William mengusap-usap wajahnya sendiri, mencari sisa-sisa kekuatan untuk mengembalikan semangatnya. Hari masih setengah siang tapi kenapa dia sudah selelah ini.
William akhirnya meraih gagang telepon di meja kerjanya, menekan tombol-tombol yang akan menyambungkannya dengan orang yang ditugaskan berjaga di pantry khusus hanya untuk karyawan dengan jabatan khusus seperti William.
Setelah Louise merekrut karyawan besar-besaran tempo hari, Louise sengaja menyediakan fasilitas tambahan untuk karyawan. Sebelumnya karyawan harus membayar jika ingin makan di kantin, kali ini sudah tidak lagi karena Louise sudah mempekerjakan puluhan koki untuk menyediakan makan siang untuk seluruh karyawan secara gratis.
Louise juga sudah membuat kebijakan baru, seluruh karyawan mendapatkan kenaikan gaji berdasarkan lama mereka bekerja di perusahaan. Selain itu, masih ada bonus khusus untuk karyawan yang berdedikasi tinggi dan masih banyak bonus-bonus khusus lainnya.
Tentu saja kebijakan ini seperti angin segar bagi para pekerja, sehingga membuat mereka lebih semangat.
Iya, semuanya semangat, tapi tidak dengan William. Gaji dan bonusnya memang sangat melimpah, lebih dari cukup untuk menghidupinya yang belum melepas masa lajang. Dia juga bisa berfoya-foya dengan uang itu. Tapi terlepas dari itu, pekerjaan yang diterimanya juga jauh lebih melimpah.

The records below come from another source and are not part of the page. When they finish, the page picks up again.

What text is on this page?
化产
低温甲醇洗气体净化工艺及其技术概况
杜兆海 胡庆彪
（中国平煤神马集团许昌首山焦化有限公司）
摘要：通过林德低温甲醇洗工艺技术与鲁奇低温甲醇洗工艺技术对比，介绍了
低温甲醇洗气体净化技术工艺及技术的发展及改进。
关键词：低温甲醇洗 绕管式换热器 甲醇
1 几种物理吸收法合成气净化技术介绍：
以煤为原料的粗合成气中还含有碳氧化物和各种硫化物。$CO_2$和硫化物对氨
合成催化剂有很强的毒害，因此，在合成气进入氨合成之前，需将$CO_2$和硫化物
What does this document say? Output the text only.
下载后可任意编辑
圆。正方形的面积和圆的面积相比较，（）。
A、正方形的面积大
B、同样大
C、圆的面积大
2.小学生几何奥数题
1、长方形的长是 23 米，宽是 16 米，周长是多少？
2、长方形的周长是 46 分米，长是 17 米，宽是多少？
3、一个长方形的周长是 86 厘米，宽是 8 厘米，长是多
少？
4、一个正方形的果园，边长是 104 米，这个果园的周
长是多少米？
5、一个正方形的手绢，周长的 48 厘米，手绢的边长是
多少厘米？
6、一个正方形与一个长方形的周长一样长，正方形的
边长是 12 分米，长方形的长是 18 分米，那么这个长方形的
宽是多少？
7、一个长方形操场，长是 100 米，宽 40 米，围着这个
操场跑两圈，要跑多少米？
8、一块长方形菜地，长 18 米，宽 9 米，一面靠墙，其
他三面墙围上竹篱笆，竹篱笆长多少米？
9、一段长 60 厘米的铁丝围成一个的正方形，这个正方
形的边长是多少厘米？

"Tolong bawakan aku segelas minum," pinta William ketika teleponnya terangkat.
"Minuman apa yang anda inginkan, Tuan William?" tanya si penerima telepon.
"Apapun boleh," jawab William malas.
"Bagaimana dengan teh?"
"Boleh."
"Tuan William ingin teh merah, teh hijau atau teh hitam?"
"Ku rasa teh hijau lebih baik."
"Bagaimana dengan rasanya? Manis, sedikit manis atau tawar?"
"Sedikit manis."
"Panas atau dingin?"
"Dingin."
"Baiklah, suhu berapa yang Anda inginkan?"
"Aku sudah tidak ingin minum," jawab William akhirnya.
William meletakkan gagang teleponnya dengan kasar. Dia hanya ingin minum segelas teh, tapi kenapa harus serumit itu?
William bukanlah tipe orang yang pemilih sampai harus meminta teh dengan takaran serinci itu. Tidak seperti Louise yang super detail dan menyebalkan. Ya, hari ini Louise dan orang pantry itu sama-sama menyebalkan.
Wajah William kusut, sangat kusut meskipun masih terlihat tampan. Dengan sedikit gontai dia bangkit, berjalan menuju ruangan Louise yang terletak tepat berada di sebelah ruangan miliknya. Belum juga meraih gagang pintu, Louise sudah terlebih dulu membuka pintu itu dari luar.
"Kau mau kemana?" tanya William begitu melihat dandanan Louise yang sudah berubah.
Louise sudah tidak mengenakan setelan jas seperti saat dia datang tadi pagi.
"Menemui Oskar," jawab Louise singkat.
"Lagi?" tanya William.
"Iya, dia baru saja kembali dari liburannya. Kali ini kau juga ikut," perintah Louise.
"Kenapa aku juga ikut?"
"Ini perintah dari atasanmu. Jangan buang-buang waktu, kau harus sampai di bawah dalam waktu 5 menit," titah Louise sambil berlalu, meninggalkan William yang masih mencoba mengumpulkan kekuatan untuk menyusul Louise.
.
.
.
"Paman Louise," teriak Oskar dan Ebra bersamaan, meninggalkan ayunan yang mereka mainkan bersama.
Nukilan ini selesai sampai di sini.